What’s more, in an act of courage that established Fried as a great defender of democracy in addition to a booming voice for American workers, he used his platform to accuse that committee of violating the United States Constitution. Its unforgivable crime, according to Fried, was merely existing.
That decision, the central event in Anna Kay France’s new adaptation of Fried’s book “The Un-American” opening May 7 in the Manny Fried Playhouse, was not merely about standing up against the scourge of McCarthyism. It wasn’t only about the very real prospect of jail time or of being personally blacklisted.
It was about complicating the rest of his life and the lives of his friends and family by giving the federal government the tenuous excuse it needed to bring down its full weight upon him and those he loved. It was about his permanent establishment, according to an FBI file he often quoted, as “a symbol of the left that must be broken.”
And it was about sacrificing personal happiness and family stability for the sake of the greater good, and, ultimately about manufacturing a lifetime of guilt and anguish over the effect that choice had on those around him.
“Plenty of us ask ourselves, what would we do if it came down to it?” said Kurt Schneiderman, a student and collaborator of Fried’s whose Subversive Theatre Company is producing the play. “Nobody has an easy answer for that. Most of us have never gotten close to really being in that situation. But he was in that situation and he didn’t have the answer either, but he stood his ground and he made a very heroic stand.”
As Fried expected, the fallout was swift and merciless. Longtime friends and allies fell away. His young daughters were ostracized from their friends at school and from neighborhood carpools. He couldn’t get a job in the United States, nor pursue his acting career on Broadway or in Hollywood. What he could do – and did – was write.
“The FBI very consciously went after all of his close allies and told them they had better inform on him or else they were in trouble, so suddenly it’s not just a personal choice anymore, this is a choice that is hurting a whole lot of people,” Schneiderman said. “These people were incredibly important to him. He really valued what they were giving to the union movement and he really felt he had to win his fight for them and for himself.”
In some ways, France’s adaptation of Fried’s “The Un-American,” which he labeled a “nonfiction autobiographical novel,” is an anatomy of “heroism.” The book and the play feature two characters, one representing Manny (Richard Lambert) and the other an alter ego (Guy Wagner) representing the ever-present and sometimes schizophrenic voice of criticism, egotism, pride and self-doubt that resided in his head throughout his life.

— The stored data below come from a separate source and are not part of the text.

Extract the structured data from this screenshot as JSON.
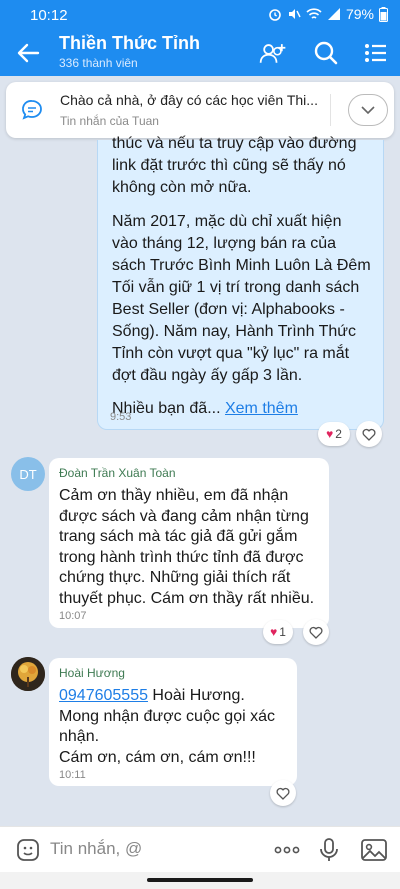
{
  "status_bar": {
    "time": "10:12",
    "battery": "79%"
  },
  "header": {
    "title": "Thiền Thức Tỉnh",
    "subtitle": "336 thành viên"
  },
  "pinned": {
    "title": "Chào cả nhà, ở đây có các học viên Thi...",
    "subtitle": "Tin nhắn của Tuan"
  },
  "messages": {
    "self": {
      "line1": "thúc và nếu ta truy cập vào đường",
      "line2": "link đặt trước thì cũng sẽ thấy nó",
      "line3": "không còn mở nữa.",
      "line4": "Năm 2017, mặc dù chỉ xuất hiện",
      "line5": "vào tháng 12, lượng bán ra của",
      "line6": "sách Trước Bình Minh Luôn Là Đêm",
      "line7": "Tối vẫn giữ 1 vị trí trong danh sách",
      "line8": "Best Seller (đơn vị: Alphabooks -",
      "line9": "Sống). Năm nay, Hành Trình Thức",
      "line10": "Tỉnh còn vượt qua \"kỷ lục\" ra mắt",
      "line11": "đợt đầu ngày ấy gấp 3 lần.",
      "line12": "Nhiều bạn đã...",
      "see_more": "Xem thêm",
      "time": "9:53",
      "reaction_count": "2"
    },
    "toan": {
      "avatar_initials": "DT",
      "sender": "Đoàn Trần Xuân Toàn",
      "line1": "Cảm ơn thầy nhiều, em đã nhận",
      "line2": "được sách và đang cảm nhận từng",
      "line3": "trang sách mà tác giả đã gửi gắm",
      "line4": "trong hành trình thức tỉnh đã được",
      "line5": "chứng thực. Những giải thích rất",
      "line6": "thuyết phục. Cám ơn thầy rất nhiều.",
      "time": "10:07",
      "reaction_count": "1"
    },
    "huong": {
      "sender": "Hoài Hương",
      "phone": "0947605555",
      "line1_rest": " Hoài Hương.",
      "line2": "Mong nhận được cuộc gọi xác",
      "line3": "nhận.",
      "line4": "Cám ơn, cám ơn, cám ơn!!!",
      "time": "10:11"
    }
  },
  "composer": {
    "placeholder": "Tin nhắn, @"
  },
  "colors": {
    "header": "#1e8cf0",
    "self_bubble": "#dcefff",
    "link": "#1e7ee6",
    "heart": "#e0245e"
  }
}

For France, who said she made a conscious attempt to avoid hero worship in the play, Fried’s choice to put his family and friends at risk rather than cower before the committee sent echoes of guilt throughout his entire life.
“I have ended up feeling that he had to make that decision at that moment. I think that if he had not decided the way he did, he would not have been able to live with himself,” France said. “There were so many times later on when he could have backed away from the stance that he took, when he could have yielded, given in.”
That he didn’t, everyone involved with this project agrees, is a testament to his almost unfathomable strength and his continued importance to the theatrical and political landscape of Western New York.
“I think legacy is important, in every aspect of life and certainly in the performing arts. Especially in the Manny Fried Playhouse,” director Greg Natale said. “I think it’s important for all of us to keep his spirit alive.”